We have a new visitor in our lab these days, plastering, drilling and cutting handsamples of limestone blocks. Tereza Kamenikova is a Masters by Research student, doing research at Lancaster University supervised by Dr. Mark Hounslow. She also studies for a second Master’s degree at Charles University in Prague (Czech Republic). The project she is working on in Prague is called ‘Cyclicity and sedimentation rate analysis of the oldest pro-delta deposits in the Most Basin’. During her bachelor degree, she worked on the nature of magnetic anomalies on the Moon, by studying the Apollo 15 samples of lunar rocks.
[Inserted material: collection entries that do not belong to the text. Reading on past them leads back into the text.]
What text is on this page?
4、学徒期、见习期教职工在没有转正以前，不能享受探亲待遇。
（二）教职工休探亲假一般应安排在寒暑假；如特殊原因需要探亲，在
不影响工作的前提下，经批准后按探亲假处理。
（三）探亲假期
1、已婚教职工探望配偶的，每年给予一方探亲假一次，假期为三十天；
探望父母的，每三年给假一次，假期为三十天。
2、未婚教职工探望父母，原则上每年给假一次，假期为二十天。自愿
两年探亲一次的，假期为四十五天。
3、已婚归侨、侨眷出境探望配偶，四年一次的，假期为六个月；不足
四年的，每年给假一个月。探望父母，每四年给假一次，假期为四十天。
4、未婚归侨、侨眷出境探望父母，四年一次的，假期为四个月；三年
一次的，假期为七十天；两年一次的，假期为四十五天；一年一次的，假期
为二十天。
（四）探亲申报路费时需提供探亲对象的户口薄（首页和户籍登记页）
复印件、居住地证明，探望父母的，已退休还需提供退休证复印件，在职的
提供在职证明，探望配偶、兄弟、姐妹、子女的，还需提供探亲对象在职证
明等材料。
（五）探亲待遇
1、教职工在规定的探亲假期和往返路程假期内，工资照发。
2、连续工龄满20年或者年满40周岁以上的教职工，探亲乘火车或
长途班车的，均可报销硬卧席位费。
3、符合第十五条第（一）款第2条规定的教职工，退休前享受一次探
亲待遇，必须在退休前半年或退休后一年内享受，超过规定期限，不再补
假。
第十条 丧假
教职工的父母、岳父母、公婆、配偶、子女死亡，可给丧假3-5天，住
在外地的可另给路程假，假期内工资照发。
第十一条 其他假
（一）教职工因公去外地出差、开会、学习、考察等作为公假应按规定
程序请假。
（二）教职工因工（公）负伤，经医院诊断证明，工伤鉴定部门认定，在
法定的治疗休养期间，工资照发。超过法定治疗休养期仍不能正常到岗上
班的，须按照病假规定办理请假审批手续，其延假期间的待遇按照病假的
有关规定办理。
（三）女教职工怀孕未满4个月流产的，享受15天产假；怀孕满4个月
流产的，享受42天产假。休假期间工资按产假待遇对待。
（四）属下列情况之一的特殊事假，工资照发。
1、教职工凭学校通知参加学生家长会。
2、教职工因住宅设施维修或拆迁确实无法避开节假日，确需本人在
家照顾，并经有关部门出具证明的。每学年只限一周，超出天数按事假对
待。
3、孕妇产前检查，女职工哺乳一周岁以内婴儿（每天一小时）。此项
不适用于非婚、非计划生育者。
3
Tereza is now in the field in South Cumbria, with Mark Hounslow and Courtney Sprain, to obtain more samples of Carboniferous limestones. This project aims to constrain the geomagnetic polarity of the lower Carboniferous, in order to gain a better understanding of the behaviour of the geomagnetic field during this time. South Cumbria has good exposures of lower Carboniferous limestones in abandoned quarries, of which Tereza is taking handsamples. The Carboniferous limestones in this region have been quarried for centuries, and are used as building stones, decorative stones, or are crushed to become rubblestone.

There has been practically no scientific research on these rocks over the last two decades, and we are hoping that Tereza’s project will enthuse a new generation of scientists to study these outcrops.